4. Exclusions from Confidential Information
Confidential Information shall not include any such information which:
a. was already known to the Recipient prior to its receipt from the Company; as evidenced by Recipient’s files and records in existence before the time of disclosure;
b. is or becomes public knowledge without breach of this Agreement and through no fault or failure to act by the Recipient or its agents;
c. is rightfully received by Recipient from a third party without a duty of confidentiality;
d. is or has been independently developed by Recipient without violation of this Agreement or reference or access to any Confidential Information hereunder; or
e. is disclosed by Recipient with Company’s prior written approval.

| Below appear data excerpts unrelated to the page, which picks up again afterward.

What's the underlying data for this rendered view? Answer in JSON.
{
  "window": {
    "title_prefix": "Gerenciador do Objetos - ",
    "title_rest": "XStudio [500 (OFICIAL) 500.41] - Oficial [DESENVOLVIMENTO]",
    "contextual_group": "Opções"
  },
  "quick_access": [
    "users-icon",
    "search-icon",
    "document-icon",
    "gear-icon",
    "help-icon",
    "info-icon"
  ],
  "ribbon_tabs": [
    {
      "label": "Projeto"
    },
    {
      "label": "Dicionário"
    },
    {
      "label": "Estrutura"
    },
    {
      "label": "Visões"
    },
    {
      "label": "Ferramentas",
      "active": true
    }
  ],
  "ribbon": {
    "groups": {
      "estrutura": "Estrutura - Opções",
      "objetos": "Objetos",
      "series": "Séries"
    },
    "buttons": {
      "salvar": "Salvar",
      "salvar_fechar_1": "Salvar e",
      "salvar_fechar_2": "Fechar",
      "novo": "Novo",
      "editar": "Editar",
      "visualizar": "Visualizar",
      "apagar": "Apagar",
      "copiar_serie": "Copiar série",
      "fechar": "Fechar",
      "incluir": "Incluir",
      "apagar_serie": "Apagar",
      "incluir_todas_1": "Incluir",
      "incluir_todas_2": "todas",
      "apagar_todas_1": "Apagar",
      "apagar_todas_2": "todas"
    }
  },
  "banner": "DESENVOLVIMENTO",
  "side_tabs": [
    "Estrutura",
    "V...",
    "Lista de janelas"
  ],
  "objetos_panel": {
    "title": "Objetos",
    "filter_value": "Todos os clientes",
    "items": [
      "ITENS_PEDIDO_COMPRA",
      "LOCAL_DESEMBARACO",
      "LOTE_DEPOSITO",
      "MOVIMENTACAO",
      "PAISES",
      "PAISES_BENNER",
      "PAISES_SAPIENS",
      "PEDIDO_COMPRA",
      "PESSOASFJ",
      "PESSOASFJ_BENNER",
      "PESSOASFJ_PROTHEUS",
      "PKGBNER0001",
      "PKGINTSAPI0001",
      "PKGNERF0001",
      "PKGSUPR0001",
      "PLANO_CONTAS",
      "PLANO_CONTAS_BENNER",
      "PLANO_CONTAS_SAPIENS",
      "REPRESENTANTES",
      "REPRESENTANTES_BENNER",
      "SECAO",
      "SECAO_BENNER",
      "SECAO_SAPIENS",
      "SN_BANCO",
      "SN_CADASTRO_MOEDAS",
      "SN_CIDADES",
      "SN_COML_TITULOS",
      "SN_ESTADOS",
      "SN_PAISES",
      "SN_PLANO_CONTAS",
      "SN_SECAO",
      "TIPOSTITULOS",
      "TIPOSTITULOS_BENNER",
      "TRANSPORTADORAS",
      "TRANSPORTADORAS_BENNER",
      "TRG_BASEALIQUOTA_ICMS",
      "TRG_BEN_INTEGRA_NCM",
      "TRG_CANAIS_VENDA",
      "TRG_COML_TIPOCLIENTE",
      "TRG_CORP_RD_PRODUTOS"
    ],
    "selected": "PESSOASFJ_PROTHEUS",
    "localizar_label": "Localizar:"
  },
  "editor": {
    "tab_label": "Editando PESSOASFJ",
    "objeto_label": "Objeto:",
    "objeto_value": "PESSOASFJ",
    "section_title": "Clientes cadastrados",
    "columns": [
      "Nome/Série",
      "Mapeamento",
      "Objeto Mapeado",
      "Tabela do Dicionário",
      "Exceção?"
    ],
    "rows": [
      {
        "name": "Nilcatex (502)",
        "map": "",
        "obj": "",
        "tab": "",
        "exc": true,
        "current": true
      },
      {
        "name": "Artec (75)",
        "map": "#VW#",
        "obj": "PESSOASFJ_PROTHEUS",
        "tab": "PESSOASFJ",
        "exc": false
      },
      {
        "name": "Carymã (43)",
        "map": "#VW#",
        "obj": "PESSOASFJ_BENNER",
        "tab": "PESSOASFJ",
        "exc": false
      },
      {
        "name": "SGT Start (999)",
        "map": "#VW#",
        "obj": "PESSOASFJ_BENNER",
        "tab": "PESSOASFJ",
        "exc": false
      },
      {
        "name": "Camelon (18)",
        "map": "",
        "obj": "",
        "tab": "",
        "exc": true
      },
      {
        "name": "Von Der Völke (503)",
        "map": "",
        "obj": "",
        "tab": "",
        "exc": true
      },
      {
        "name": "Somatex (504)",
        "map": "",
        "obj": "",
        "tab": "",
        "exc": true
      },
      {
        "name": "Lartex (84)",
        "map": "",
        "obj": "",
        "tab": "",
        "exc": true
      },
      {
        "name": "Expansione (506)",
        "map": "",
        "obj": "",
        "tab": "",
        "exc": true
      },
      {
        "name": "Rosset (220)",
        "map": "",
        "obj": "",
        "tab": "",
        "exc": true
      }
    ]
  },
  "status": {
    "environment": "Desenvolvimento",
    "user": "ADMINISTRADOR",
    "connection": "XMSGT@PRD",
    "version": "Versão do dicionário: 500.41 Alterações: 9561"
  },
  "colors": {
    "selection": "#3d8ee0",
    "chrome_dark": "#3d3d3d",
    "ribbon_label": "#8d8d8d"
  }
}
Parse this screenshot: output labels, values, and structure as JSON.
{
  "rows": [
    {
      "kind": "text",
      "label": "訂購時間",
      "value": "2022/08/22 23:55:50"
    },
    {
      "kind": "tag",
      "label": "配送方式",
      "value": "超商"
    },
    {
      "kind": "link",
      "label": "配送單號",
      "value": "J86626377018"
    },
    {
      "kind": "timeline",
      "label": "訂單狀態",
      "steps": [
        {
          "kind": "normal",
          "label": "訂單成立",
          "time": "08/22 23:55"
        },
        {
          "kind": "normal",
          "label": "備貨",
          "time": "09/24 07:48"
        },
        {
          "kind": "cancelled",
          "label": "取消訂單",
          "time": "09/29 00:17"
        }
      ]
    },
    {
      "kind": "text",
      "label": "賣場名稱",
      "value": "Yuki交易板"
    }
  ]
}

5. Obligation by Recipient
When the Confidential Information is required to be disclosed by law, court order, or other governmental demand, Recipient must immediately notify Company of that obligation so that Company can seek a protective order or other remedy. If Recipient in legally compelled to disclose Confidential Information, Recipient shall disclose only that portion of the Confidential Information as a counsel advises it is legally required to be disclosed. Recipient shall use its best efforts to preserve the confidentiality of the Confidential Information, including without limitation, by cooperating with the Company to obtain an appropriate protective order.
6. Return of Materials
Upon Company’s request, Recipient shall promptly (within 30 days) return all original materials provided by Company and any copies, notes or other documents in Recipient’s possession pertaining to Company’s Confidential Information.
7. Ownership of Confidential Information
All Confidential Information disclosed under this Agreement shall be and remain the property of Company and nothing contained in this Agreement shall be construed as granting or conferring any rights to such Confidential Information on Recipient. Company shall own all intellectual property rights in and to the Confidential Information together with any and all other materials which may be provided to the Recipient in connection with this Agreement, which may not be duplicated or otherwise used other than by Recipient for Recipient’s personal or internal business purposes as contemplated hereby.
8. Term and Termination
This Agreement and Recipient’s duty to hold Company’s Confidential Information in confidence shall remain in effect until the above-described Confidential Information are no longer trade secrets or, in the case of non-trade secrets, for a period of ten (10 years) following termination hereof.
9. Governing Law
The validity, construction, and enforceability of this Agreement shall be governed by the law of the Commonwealth of Virginia.
10. Amendment or Modifications
This Agreement may not be amended except in writing signed by a duly authorized representatives of the Company and Recipient.
11. Injunctive Relief
Recipient recognizes and acknowledges that any breach or threatened breach of this Agreement by Recipient may cause Company irreparable harm for which monetary damages may be inadequate. Recipient agrees, therefore, that Company shall be entitled to an injunction to restrain Recipient from such breach or threatened breach. Nothing in this agreement shall be construed as preventing Company from pursuing any remedy at law or in equity for any breach or threatened breach of this agreement.
12. Attorney Fees
In any legal action arises relating to this Agreement, the prevailing party shall be entitled to recover all court costs, expenses and reasonable attorney fees.
13. Warranty
Discloser warrants that it has the right to make the disclosure under this Agreement. NO OTHER WARRANTIES ARE MADE BY DISCLOSER UNDER THIS AGREEMENT. ANY INFORMATION DISCLOSED UNDER THIS AGREEMENT IS PROVIDED “AS-IS.